Once you have been approved, an email will be sent to you containing a PDF file of your approved form and tax-stamp. You must print out a hardcopy and keep it with your firearm at all times. This serves as the proof that you legally own the weapon and that it has been registered. 

A good idea is to keep this hard copy in your rifle case with the firearm, so it goes wherever the rifle goes. 
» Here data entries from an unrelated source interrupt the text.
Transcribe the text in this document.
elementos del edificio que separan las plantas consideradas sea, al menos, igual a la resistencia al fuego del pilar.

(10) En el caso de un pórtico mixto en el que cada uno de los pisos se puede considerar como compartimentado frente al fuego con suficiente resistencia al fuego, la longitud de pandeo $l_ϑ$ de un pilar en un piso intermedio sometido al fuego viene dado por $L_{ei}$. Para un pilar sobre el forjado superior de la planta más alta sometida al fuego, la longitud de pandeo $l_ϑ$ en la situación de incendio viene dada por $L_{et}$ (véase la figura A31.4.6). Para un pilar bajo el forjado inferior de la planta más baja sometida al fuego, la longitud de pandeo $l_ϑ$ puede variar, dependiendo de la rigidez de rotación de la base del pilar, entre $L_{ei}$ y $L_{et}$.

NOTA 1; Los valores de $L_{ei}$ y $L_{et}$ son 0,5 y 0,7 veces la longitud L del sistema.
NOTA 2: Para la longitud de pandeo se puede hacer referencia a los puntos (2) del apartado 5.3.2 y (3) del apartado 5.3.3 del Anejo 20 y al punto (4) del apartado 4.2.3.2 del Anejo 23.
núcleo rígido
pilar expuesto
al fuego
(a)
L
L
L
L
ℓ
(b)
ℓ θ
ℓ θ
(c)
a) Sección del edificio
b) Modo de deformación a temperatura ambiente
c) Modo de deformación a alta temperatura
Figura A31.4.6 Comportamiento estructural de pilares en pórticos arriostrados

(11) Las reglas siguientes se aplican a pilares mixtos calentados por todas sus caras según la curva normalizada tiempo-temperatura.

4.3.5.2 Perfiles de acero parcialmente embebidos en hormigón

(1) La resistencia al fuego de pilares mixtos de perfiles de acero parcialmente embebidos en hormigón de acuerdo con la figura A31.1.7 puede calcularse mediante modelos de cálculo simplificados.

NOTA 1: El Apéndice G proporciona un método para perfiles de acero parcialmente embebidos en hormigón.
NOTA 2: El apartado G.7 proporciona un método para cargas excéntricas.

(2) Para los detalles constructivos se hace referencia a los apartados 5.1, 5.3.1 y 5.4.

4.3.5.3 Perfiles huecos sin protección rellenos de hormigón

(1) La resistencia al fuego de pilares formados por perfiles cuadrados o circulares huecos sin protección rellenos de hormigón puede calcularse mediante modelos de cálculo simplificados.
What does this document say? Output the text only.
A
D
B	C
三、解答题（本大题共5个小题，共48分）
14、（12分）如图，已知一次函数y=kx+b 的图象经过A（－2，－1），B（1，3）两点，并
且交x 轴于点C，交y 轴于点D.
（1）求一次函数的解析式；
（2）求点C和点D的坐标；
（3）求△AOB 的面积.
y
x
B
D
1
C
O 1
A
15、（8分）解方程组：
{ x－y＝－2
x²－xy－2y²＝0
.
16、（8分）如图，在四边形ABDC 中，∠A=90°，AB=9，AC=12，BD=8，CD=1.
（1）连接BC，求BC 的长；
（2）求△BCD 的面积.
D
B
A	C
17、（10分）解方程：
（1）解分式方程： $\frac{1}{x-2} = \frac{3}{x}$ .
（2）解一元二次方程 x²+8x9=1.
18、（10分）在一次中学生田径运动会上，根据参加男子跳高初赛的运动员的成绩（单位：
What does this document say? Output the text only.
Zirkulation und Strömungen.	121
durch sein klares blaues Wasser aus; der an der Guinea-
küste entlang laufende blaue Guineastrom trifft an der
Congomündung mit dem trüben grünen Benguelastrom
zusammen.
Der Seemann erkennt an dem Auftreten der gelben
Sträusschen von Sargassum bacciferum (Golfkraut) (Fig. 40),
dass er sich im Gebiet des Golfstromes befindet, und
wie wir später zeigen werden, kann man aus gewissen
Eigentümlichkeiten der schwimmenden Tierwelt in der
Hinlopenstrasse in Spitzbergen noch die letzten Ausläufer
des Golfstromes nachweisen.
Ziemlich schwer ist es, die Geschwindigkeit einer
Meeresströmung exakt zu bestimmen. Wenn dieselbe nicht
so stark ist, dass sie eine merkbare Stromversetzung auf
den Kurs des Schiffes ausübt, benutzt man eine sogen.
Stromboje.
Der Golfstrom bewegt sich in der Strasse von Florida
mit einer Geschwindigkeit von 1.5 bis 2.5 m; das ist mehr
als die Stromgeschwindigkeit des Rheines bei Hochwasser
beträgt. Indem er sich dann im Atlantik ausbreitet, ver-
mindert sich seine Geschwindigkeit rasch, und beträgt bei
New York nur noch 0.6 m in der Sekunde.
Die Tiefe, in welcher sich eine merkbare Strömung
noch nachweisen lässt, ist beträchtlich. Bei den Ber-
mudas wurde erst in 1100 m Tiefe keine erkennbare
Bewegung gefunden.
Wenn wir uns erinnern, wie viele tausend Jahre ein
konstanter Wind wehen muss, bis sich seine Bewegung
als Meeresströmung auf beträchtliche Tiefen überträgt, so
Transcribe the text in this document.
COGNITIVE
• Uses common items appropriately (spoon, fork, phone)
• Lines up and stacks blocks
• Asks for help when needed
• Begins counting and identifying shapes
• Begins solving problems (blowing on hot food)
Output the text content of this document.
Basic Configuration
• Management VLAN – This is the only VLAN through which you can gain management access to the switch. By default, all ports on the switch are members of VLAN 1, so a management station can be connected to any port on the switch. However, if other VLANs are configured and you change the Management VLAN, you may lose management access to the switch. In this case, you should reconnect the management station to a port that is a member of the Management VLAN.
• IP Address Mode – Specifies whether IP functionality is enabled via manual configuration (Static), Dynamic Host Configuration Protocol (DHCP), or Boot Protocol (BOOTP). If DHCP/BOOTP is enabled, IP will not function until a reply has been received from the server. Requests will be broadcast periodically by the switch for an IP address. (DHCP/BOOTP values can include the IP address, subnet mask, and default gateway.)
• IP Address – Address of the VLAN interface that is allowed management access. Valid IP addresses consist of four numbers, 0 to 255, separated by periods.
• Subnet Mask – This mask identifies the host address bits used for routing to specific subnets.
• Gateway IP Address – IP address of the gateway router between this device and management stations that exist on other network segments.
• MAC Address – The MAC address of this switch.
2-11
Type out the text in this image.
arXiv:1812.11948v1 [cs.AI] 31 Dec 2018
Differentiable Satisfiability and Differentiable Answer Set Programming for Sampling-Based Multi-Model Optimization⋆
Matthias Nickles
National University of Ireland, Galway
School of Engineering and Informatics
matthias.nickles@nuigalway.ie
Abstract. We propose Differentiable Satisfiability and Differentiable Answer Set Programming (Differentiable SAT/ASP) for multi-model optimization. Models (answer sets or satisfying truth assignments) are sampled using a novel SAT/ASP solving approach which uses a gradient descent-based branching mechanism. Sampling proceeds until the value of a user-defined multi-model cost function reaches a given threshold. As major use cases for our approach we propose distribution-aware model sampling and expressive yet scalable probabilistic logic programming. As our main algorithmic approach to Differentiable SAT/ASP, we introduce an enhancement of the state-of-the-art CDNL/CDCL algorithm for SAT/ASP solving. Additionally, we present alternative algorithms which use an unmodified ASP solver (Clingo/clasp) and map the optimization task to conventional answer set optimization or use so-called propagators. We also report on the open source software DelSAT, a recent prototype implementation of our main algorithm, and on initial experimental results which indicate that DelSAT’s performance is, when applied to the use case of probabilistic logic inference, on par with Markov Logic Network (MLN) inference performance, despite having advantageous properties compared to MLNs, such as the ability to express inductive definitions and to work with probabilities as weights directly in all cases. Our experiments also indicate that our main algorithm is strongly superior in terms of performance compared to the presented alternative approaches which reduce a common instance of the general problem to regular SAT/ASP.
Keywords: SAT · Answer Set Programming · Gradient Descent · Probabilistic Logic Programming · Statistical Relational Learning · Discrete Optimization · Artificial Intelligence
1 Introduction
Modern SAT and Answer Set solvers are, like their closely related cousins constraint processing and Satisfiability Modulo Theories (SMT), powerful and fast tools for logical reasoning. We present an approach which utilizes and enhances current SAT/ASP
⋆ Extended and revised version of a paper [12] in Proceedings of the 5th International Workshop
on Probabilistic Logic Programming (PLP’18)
If you are ever questioned by an ATF officer, you will need to present proof that the SBR is legally owned by you and registered to you as well. For example, if an ATF officer happens to be at the same shooting range as you and sees you shooting an SBR firearm, he or she may walk up to you and ask for you to present this proof. 

You’ll be glad to hear that once your background check and tax stamp have been approved, they remain approved for as long as you maintain compliance with the NFA regulations. 

If you ever want to sell your SBR to another individual, they will need to undergo the same process as outlined above before you can officially transfer the firearm over to them. 

Conclusion

An SBR is a great firearm to go with if you want a firearm that is compact, nimble, and suitable for close-quarters self-defense while offering you superior firepower than a handgun. 

With the above information in mind, you now know the process you need to follow to order an SBR legally.